Parfois il faut s'y prendre à plusieurs reprises pour voir ce qu'une œuvre a dans le ventre. Surtout quand celle ci est sur-vendue, associée à une pléiade d'hommages et parodies diverses et variées. J'ai vu Psychose pour la première fois il y a une dizaine d'années, mes gouts n'étaient pas les mêmes, j'attendais peut être autre chose, toujours est-il que je l'ai rangé dans la terrifiante case du neutre, de l'indifférence là où bon nombre de films se noient dans un flot quotidien d'informations inutiles, un sort peut être moins envieux encore que ceux qui nous ont agacé.
Ce matin cependant, j'ai décidé de lui tendre une main salvatrice et de le repêcher à la surface. J'ai bien dû voir un bon millier de films depuis, il y avait de quoi être blasé, je partais avec un a priori négatif, tout était réuni pour me faire passer un moment exécrable qui confirmerait mon avis d'adolescent rebelle de l'époque, et pourtant...

J'ai vu d'un oeil plus éclairé tout ce que le film avait à offrir et pourquoi il a tant marqué les esprits même 54 ans après sa sortie. Vous savez cette sorte d’alchimie inégalable dans laquelle chacune des décisions prises fut la la plus judicieuse. Cette mise en scène inventive de ce vieux filou d'Hitchcock optant de prime abord pour un noir et blanc dans le but de faire des économies qui se trouve être une brillante idée offrant un rendu nettement plus oppressant au final, ce casting relativement inconnu choisi avec soin pour éviter les différents soucis avec les méga stars de l'époque qui se révéla être le point le plus culminant de sa toile peinte avec un soin hallucinant. Cette précision absolue dans chaque plan, cette musique qui en quelques notes nous renvoie des décennies de cinéma en plein visage, présent sur absolument toutes les parcelles de son protégé, le Maître fait parler l"expérience d'une carrière immense et on l'écoute. C'est après une première demie heure de film intrigante voir malsaine que le mythique panneau indiquant "Bates Motel " laisse apparaitre sa lueur lors d'une nuit pluvieuse, la force des très grands, c'est de pouvoir vous émouvoir, vous faire rire aux éclats ou dans le cas ici présent vous nouer la gorge même quand vous savez ce qui se prépare. Et puis Norman Bates alias Anthony Perkinks débarque et c'est le début de la leçon tantôt charmeur, timide ou colérique. Il passe d'un état à l'autre avec une aisance démesurée tellement loin des caricatures qui s'essaieront au même registre par la suite à coup de sourcils surélevés et de regards ténébreux à l'excès.

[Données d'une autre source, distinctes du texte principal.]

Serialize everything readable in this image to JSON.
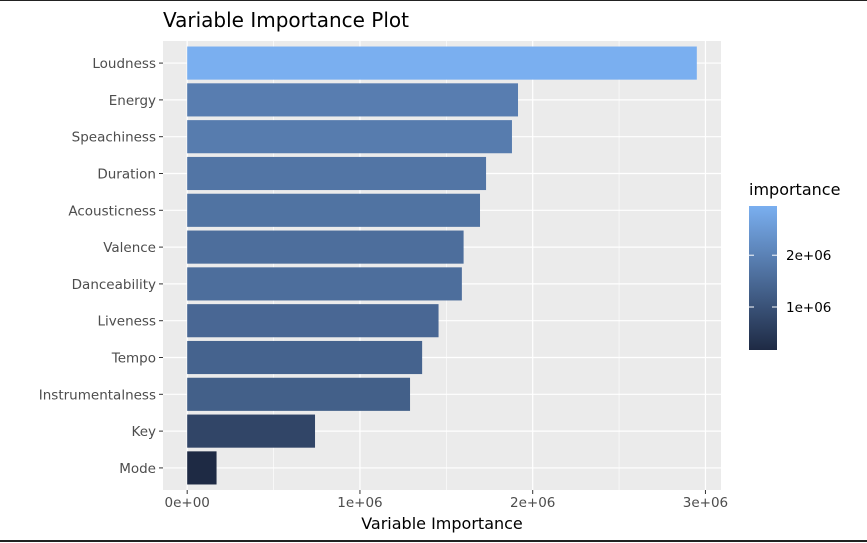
{
  "chart_data": {
    "type": "bar",
    "orientation": "horizontal",
    "title": "Variable Importance Plot",
    "xlabel": "Variable Importance",
    "ylabel": "",
    "categories": [
      "Loudness",
      "Energy",
      "Speachiness",
      "Duration",
      "Acousticness",
      "Valence",
      "Danceability",
      "Liveness",
      "Tempo",
      "Instrumentalness",
      "Key",
      "Mode"
    ],
    "values": [
      2950000,
      1915000,
      1880000,
      1730000,
      1695000,
      1600000,
      1590000,
      1455000,
      1360000,
      1290000,
      740000,
      170000
    ],
    "xlim": [
      -140000,
      3090000
    ],
    "x_ticks": [
      0,
      1000000,
      2000000,
      3000000
    ],
    "x_tick_labels": [
      "0e+00",
      "1e+06",
      "2e+06",
      "3e+06"
    ],
    "grid": true,
    "legend": {
      "title": "importance",
      "placement": "right",
      "min": 170000,
      "max": 2950000,
      "ticks": [
        1000000,
        2000000
      ],
      "tick_labels": [
        "1e+06",
        "2e+06"
      ],
      "color_low": "#1e2a44",
      "color_high": "#7aaff0"
    },
    "panel_background": "#ebebeb"
  }
}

Psychose est un petit bijou hypnotique, sous son fond enveloppé dans un drame oedipien dérangeant et facsinant la forme peut se laisser aller à toutes les fantaisies en atomisant les codes du genre sans pour autant jamais être décousu. Le cinéma n'est jamais plus beau que quand il vous donne tort et je ne suis pas prêt de l'oublier.